“Right, I can’t take this any longer. You want to know my secret? This is it, I am from another planet. I came here as a boy in a small spaceship during the meteor storm. I seem to have super powers, something to do with your Sun being more powerful than the one on our home planet, I don’t know. Anyway. I can run really fast, I am very strong, I can see through things, I can set fire to things (with my eyes), I think maybe I can fly. And I absolutely fancy the tight pants and silky white nickers off you Lana!. Now you know my secret - get your cute little ass into that bedroom NOW!”
…If I were superman.
If I were Superman… wow. There’d be a whole lot of people and organizations who would find out that they really should have stocked up on Kryptonite when they had the chance.
Y’know what’s always bothered me about Superman?
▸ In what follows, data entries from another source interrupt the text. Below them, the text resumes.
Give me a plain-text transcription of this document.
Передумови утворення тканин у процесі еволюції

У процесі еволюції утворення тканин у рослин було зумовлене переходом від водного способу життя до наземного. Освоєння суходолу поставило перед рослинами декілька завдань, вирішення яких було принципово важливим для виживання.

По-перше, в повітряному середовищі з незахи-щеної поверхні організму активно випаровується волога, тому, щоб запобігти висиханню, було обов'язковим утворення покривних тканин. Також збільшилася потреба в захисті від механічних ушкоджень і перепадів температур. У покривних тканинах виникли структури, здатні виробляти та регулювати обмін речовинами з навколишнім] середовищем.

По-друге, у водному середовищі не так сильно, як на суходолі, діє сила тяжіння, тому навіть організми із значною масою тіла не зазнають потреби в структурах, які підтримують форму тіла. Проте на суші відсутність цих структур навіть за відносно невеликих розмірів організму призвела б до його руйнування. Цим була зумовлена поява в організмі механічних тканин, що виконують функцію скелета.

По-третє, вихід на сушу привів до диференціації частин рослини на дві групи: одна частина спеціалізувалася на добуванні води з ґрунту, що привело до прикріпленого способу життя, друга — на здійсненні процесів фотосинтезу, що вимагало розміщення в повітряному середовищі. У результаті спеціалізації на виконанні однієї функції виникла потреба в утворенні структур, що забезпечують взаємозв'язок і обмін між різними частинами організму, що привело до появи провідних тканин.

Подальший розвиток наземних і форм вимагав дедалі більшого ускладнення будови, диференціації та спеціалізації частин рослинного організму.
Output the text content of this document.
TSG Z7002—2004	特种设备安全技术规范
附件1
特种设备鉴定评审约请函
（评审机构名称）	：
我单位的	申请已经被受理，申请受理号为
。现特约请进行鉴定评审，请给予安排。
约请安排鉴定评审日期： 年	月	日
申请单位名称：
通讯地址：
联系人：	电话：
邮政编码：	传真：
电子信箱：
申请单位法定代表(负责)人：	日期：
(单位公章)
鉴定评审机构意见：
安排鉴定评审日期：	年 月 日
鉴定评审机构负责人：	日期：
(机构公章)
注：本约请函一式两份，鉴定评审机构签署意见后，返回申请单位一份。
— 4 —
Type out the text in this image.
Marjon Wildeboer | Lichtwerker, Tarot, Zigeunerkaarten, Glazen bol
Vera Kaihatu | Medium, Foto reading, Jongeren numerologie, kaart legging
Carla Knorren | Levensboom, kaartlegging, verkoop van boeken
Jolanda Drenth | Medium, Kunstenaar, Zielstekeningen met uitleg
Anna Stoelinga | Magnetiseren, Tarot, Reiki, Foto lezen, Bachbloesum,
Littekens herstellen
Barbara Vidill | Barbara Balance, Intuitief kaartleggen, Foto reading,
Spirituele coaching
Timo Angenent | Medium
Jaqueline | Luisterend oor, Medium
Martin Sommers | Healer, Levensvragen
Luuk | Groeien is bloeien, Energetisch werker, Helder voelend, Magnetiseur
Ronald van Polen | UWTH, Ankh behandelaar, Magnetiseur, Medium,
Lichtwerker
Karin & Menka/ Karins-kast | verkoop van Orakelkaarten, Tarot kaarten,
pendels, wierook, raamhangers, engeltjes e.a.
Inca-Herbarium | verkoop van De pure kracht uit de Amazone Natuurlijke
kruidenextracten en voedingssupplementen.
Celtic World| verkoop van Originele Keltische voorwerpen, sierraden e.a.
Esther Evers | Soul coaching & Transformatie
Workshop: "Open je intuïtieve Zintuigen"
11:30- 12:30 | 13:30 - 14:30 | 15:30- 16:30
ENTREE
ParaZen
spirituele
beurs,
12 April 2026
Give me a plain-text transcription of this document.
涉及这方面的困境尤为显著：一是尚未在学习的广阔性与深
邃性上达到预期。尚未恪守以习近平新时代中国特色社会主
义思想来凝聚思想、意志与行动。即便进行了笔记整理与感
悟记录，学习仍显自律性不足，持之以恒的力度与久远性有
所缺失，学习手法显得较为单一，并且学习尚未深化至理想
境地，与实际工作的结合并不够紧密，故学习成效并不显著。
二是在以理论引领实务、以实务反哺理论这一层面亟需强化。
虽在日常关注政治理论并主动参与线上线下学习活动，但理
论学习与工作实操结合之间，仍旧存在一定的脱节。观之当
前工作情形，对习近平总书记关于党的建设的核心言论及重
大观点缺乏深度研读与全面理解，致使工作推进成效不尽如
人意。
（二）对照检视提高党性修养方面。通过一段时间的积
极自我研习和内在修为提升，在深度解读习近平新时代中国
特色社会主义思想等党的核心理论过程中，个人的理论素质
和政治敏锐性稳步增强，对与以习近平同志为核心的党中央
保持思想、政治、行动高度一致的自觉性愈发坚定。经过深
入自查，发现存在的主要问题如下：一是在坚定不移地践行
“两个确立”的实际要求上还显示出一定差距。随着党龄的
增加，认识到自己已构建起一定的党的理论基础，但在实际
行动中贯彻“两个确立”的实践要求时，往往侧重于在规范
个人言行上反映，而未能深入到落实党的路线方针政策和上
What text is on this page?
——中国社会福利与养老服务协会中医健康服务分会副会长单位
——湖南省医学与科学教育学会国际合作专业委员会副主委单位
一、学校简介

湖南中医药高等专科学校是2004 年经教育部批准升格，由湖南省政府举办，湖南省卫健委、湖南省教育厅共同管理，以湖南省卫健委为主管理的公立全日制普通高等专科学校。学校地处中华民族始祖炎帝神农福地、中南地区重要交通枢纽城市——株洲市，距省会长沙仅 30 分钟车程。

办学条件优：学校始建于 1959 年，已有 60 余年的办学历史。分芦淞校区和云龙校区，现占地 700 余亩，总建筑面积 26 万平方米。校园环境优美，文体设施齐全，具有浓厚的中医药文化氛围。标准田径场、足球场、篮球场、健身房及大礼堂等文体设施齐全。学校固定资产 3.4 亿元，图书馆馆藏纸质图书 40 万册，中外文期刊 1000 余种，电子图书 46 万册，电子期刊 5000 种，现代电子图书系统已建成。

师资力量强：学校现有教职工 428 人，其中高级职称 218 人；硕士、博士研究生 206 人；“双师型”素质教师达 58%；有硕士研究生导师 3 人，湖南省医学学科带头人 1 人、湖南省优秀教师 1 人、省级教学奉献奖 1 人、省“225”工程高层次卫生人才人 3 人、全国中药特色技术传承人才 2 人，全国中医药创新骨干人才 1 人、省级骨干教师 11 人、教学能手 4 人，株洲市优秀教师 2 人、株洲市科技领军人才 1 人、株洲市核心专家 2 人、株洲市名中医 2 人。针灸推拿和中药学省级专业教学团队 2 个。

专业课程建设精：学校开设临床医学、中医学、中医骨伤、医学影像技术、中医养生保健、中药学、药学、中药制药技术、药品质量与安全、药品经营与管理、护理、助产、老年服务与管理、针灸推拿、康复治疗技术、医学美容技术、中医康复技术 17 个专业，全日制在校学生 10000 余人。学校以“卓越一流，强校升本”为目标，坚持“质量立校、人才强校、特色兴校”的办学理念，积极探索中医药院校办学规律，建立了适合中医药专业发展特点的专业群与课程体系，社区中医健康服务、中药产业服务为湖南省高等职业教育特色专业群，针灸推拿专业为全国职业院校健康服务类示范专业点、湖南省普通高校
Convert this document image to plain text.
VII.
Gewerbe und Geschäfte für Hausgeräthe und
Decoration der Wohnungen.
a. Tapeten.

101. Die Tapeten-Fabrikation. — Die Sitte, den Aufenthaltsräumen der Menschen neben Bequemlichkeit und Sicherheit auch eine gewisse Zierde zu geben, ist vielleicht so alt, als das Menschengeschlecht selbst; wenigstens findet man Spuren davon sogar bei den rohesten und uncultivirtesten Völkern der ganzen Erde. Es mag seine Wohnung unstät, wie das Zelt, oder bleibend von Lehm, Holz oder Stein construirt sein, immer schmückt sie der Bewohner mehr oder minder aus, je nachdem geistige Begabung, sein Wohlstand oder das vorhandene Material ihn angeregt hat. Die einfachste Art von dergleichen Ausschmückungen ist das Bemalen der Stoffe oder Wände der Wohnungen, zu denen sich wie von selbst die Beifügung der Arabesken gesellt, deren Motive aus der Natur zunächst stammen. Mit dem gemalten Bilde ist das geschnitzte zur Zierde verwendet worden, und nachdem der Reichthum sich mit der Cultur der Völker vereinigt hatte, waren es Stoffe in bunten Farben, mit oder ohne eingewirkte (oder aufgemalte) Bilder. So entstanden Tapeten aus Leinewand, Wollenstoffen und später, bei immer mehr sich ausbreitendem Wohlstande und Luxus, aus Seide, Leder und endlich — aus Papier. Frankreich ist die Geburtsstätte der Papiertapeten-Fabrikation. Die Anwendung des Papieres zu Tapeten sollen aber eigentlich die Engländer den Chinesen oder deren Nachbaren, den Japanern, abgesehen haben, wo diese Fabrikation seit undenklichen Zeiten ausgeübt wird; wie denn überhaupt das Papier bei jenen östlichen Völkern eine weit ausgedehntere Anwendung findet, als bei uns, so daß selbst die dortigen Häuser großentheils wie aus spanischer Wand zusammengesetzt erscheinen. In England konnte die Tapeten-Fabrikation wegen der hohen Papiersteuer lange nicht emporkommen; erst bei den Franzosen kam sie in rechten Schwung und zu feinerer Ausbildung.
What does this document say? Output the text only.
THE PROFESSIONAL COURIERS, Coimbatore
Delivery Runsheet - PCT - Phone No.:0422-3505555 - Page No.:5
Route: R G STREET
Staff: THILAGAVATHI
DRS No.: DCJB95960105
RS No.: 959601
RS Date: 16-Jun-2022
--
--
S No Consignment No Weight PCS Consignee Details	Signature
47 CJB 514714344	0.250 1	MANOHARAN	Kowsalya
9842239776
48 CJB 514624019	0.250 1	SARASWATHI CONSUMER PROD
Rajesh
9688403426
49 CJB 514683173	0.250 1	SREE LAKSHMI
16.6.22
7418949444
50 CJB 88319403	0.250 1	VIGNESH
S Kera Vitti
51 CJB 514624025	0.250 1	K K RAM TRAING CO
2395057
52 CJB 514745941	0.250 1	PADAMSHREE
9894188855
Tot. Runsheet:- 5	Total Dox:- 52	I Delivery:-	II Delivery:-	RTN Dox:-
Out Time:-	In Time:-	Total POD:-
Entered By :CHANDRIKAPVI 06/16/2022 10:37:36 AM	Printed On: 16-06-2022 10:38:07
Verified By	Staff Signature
He’s standing there telling the bad guy to put down the laser, or whatever, and then he’s arguing with the bad guy, and then he’s got the laser bouncing off his chest, and then he’s…
For the love of Bob, Kal, you can move at relativistic if not supraluminal speeds! Why don’t you just punch this guy out and go save a bunch of people from an avalanche and clean your apartment and balance your chequebook and write a letter to Ma Kent, save a few more people from a tornado or something and get back there and catch him before he hits the ground?
If I were Superman, I would use more effective time management.